Storytellers can pull a captive audience into an otherwise unknown narrative. This is also true in visual art, where the telling is begun by an artist and finished through a viewer’s own experience in viewing the work. Exploring these connections is at the heart of Storytellers, an exhibition at upstairs [artspace] in Tryon.
The show features narrative paintings by Arden B. Cone, Margaret Curtis, Dawn Hunter and Anna Jensen. Each employs the human figure as a means of forming basic storylines that allow their audiences to interpret as they please. But this is not to say that these are figure paintings. “These works are an attempt to take figuration away from technical ability and refer strictly to narrative,” says Curtis. “It keeps each story open-ended.”
Hunter’s works play with seduction and gender identity, leaving her figures — nude and clothed alike — shrouded, even buried behind curtains of tropical flora and bursting 1960s TV action effects. Cone’s works blend the delicacy of high fashion with pastoral scenes similar to those in our surrounding hills. Women in prom dresses wade through a greenhouse while others hover over gardeners and fence lines. Each is surreal and out of place, yet seemingly comfortable.
Jensen’s and Curtis’s works delve into the darker psychological side of interpersonal relationships. Jensen’s pieces have the look and feel of family photos: scenes from the beach, living room portraits, packed cars. But in each painting the scenery has been washed out. The beach has been replaced by bright red swaths reminiscent of blood. The car is a mere outline dropped behind a grinning, key-holding dad, begging the question of which memory is more important — the vehicle or the parent?

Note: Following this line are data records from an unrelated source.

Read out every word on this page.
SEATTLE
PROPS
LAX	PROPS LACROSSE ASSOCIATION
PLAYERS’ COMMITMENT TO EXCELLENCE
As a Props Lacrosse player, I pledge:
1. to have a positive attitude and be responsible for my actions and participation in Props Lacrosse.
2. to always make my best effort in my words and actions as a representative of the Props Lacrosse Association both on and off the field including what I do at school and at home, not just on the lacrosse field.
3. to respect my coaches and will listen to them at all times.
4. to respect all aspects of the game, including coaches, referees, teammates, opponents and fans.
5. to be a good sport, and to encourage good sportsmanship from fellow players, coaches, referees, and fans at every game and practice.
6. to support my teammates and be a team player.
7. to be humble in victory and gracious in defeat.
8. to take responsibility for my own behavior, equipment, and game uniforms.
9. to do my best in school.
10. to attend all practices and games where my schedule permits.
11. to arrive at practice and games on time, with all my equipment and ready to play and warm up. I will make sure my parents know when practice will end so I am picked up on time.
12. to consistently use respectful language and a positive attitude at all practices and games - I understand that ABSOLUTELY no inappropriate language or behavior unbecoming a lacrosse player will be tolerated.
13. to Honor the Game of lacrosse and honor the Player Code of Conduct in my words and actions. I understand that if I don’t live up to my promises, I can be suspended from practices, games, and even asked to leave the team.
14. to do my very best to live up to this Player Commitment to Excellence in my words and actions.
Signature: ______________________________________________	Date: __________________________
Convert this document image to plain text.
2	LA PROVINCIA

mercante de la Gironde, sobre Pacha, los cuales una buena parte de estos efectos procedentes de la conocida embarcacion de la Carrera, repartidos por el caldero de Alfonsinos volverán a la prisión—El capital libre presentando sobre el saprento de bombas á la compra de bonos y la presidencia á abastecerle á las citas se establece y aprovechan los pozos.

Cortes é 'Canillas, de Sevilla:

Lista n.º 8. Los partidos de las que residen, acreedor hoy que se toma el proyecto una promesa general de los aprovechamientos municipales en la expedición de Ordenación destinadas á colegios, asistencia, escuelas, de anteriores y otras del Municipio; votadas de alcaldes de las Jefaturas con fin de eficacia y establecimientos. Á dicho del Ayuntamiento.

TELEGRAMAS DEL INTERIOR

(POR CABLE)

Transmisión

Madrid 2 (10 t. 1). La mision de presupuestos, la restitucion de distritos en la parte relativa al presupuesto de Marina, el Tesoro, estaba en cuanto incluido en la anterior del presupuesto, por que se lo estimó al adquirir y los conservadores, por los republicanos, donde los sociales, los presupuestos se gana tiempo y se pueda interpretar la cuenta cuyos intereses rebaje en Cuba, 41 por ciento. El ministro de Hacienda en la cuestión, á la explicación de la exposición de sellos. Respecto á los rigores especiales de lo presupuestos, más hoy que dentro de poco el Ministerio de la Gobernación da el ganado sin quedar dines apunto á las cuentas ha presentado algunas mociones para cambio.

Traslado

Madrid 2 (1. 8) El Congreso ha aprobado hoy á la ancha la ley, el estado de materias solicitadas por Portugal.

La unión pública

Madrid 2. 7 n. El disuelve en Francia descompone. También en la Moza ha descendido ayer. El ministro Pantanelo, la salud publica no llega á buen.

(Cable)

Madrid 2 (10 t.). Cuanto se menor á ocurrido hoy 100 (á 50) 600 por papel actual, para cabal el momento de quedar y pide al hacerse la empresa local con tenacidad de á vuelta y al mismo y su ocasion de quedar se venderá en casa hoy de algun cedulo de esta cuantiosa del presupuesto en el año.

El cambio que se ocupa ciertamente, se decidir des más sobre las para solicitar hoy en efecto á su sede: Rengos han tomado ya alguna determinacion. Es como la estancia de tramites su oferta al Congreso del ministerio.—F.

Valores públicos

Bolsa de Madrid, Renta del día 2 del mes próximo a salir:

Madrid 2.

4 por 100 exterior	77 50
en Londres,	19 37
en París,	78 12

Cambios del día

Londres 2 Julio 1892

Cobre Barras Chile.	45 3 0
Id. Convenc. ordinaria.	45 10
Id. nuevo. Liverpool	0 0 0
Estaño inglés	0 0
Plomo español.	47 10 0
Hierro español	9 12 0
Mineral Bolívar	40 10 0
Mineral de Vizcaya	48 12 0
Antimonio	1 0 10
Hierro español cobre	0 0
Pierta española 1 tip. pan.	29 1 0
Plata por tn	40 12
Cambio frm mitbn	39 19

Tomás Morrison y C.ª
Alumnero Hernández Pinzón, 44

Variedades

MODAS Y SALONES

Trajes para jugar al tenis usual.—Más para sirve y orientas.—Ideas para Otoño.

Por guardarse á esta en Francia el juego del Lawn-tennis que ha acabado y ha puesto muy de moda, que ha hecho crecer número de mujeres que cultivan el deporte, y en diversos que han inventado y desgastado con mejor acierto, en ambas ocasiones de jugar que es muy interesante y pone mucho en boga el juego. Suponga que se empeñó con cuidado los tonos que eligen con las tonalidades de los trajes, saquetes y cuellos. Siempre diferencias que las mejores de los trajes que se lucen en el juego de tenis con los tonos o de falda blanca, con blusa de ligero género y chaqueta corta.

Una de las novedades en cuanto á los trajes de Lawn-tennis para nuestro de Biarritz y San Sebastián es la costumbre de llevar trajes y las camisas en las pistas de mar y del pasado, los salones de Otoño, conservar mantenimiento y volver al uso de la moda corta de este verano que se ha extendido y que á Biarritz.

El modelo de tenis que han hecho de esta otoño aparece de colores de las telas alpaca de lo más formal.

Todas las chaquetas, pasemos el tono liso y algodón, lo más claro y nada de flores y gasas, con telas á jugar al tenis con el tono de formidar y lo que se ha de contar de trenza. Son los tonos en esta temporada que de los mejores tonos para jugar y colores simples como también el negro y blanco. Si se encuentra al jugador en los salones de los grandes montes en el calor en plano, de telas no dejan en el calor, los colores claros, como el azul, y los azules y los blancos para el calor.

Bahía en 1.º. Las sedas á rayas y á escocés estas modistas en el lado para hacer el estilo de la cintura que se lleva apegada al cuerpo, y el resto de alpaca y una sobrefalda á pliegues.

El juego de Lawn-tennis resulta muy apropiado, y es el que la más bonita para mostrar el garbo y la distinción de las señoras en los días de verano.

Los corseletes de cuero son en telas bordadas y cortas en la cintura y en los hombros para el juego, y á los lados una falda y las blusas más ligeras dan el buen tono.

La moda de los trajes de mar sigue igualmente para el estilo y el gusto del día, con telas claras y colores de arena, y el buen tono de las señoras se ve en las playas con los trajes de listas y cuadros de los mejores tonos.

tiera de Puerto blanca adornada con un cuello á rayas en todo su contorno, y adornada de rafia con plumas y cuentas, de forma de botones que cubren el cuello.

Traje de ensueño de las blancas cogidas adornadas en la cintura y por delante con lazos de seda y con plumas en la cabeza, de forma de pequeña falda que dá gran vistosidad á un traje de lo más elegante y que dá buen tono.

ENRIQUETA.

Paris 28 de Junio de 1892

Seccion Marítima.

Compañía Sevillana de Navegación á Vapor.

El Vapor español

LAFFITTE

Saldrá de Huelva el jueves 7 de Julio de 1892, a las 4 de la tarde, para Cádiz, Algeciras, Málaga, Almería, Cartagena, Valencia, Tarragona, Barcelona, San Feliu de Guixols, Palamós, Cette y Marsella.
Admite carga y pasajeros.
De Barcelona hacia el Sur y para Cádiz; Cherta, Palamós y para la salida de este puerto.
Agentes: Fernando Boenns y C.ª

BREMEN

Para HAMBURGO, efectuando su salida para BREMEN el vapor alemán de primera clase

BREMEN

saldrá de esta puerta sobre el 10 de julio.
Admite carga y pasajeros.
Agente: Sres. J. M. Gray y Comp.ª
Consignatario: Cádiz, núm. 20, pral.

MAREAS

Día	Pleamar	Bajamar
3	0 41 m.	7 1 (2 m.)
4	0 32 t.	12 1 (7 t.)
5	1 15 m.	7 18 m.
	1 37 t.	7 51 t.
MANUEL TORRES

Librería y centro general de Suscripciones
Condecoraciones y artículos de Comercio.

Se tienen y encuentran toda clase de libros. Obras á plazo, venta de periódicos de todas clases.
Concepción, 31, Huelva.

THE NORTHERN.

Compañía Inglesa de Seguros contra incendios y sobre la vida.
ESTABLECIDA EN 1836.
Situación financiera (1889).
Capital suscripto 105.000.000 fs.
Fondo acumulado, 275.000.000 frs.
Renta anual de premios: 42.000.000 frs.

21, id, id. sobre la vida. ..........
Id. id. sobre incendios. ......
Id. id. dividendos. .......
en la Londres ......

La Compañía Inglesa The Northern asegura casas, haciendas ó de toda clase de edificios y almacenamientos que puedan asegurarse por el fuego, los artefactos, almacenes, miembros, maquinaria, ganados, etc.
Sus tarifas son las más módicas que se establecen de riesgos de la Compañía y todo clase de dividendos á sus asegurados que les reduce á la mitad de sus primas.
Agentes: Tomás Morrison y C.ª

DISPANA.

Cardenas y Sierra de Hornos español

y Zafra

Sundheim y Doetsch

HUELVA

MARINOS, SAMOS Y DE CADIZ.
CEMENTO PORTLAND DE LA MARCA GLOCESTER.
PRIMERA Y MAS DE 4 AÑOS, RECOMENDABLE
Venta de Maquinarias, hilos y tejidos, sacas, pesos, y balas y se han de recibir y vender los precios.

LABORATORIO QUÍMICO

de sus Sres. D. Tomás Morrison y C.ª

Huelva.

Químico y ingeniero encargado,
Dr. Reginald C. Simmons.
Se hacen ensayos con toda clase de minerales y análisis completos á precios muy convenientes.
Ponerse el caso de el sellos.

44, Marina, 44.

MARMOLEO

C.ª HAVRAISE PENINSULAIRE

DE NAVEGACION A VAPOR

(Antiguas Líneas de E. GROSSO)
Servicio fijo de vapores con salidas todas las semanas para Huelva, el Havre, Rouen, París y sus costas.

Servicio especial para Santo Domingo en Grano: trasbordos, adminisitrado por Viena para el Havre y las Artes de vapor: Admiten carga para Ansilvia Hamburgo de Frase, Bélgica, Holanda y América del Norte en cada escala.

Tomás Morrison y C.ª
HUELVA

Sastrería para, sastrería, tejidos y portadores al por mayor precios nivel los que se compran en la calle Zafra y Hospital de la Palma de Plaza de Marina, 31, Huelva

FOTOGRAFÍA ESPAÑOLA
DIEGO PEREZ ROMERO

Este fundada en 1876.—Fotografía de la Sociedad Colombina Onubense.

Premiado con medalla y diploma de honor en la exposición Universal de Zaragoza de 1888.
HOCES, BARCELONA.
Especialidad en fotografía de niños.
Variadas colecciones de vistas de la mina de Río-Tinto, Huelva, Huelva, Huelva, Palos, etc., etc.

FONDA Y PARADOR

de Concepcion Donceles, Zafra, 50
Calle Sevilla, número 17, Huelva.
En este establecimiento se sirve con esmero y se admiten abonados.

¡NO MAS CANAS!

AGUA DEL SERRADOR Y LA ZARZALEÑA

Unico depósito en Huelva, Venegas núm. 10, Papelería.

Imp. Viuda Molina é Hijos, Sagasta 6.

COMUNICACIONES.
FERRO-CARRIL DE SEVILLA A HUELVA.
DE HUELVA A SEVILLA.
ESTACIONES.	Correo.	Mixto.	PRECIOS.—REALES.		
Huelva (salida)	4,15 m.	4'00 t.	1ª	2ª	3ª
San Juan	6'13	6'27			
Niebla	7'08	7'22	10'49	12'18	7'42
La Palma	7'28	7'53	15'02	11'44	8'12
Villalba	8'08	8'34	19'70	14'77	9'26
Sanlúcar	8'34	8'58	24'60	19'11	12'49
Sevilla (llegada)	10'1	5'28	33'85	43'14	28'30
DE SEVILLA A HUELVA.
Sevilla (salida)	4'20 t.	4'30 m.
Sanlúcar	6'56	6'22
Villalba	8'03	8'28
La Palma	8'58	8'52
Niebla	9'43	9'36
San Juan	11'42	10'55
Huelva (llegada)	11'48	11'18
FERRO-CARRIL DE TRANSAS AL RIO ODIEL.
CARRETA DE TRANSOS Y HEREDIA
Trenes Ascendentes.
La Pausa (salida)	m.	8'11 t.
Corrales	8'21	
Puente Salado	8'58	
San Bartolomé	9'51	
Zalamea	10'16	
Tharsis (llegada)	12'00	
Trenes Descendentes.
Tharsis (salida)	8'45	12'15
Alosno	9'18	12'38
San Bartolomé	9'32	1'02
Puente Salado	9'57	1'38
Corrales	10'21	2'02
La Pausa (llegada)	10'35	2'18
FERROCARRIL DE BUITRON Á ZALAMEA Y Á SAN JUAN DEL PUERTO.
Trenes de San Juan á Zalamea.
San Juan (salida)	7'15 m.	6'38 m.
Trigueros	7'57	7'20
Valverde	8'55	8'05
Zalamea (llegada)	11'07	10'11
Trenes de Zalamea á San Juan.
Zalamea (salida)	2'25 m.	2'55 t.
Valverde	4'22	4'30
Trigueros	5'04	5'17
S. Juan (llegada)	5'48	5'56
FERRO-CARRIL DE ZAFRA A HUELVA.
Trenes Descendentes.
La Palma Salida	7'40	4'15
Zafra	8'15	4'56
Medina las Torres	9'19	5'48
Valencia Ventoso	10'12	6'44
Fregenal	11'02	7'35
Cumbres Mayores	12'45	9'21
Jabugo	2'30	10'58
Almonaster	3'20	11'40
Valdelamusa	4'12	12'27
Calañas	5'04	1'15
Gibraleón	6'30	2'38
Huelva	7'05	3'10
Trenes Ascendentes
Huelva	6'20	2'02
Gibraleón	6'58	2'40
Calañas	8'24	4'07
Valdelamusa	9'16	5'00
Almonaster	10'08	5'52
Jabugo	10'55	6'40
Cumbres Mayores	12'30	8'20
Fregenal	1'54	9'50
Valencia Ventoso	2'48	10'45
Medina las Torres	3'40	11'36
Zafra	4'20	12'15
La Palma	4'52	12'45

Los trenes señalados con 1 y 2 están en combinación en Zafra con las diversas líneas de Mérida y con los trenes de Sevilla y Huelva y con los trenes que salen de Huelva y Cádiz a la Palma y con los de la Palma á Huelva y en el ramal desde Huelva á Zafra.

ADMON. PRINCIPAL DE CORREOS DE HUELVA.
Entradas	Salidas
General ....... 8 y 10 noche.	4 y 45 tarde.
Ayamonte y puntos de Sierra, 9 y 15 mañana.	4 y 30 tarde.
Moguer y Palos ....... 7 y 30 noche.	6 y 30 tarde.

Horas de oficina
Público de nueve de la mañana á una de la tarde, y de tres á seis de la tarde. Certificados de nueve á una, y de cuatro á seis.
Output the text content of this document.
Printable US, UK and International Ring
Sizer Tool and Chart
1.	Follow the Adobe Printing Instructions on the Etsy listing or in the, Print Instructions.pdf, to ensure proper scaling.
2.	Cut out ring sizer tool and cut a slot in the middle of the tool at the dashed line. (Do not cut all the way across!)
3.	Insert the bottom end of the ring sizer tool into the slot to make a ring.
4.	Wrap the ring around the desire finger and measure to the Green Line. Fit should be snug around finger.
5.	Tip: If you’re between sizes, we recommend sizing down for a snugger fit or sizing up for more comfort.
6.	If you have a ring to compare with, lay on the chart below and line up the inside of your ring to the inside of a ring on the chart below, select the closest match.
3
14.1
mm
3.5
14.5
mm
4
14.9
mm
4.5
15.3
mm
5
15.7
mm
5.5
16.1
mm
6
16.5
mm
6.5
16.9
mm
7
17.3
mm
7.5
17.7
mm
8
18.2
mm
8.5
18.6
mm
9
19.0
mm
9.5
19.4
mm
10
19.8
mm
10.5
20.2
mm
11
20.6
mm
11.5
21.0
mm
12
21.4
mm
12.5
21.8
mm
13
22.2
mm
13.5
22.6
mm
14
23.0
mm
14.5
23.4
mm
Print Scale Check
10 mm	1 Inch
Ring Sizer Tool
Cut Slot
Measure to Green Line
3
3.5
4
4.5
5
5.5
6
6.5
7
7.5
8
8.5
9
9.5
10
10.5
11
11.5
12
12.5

Curtis illustrates the idiosyncrasies felt between close duos. “I started off thinking about burdens and baggage we carry physically and psychologically,” she says. Her characters bring these connections and divides to life through awkward stares in salons, secretive actions in household bathrooms and even on a bicycle rickshaw driven by a pregnant women (her passenger a drunken businessman).
“As an artist, your duty is first and foremost to the image, to making it as compelling as you can, for yourself and your audience,” Curtis says. “That is what brings the story to life.”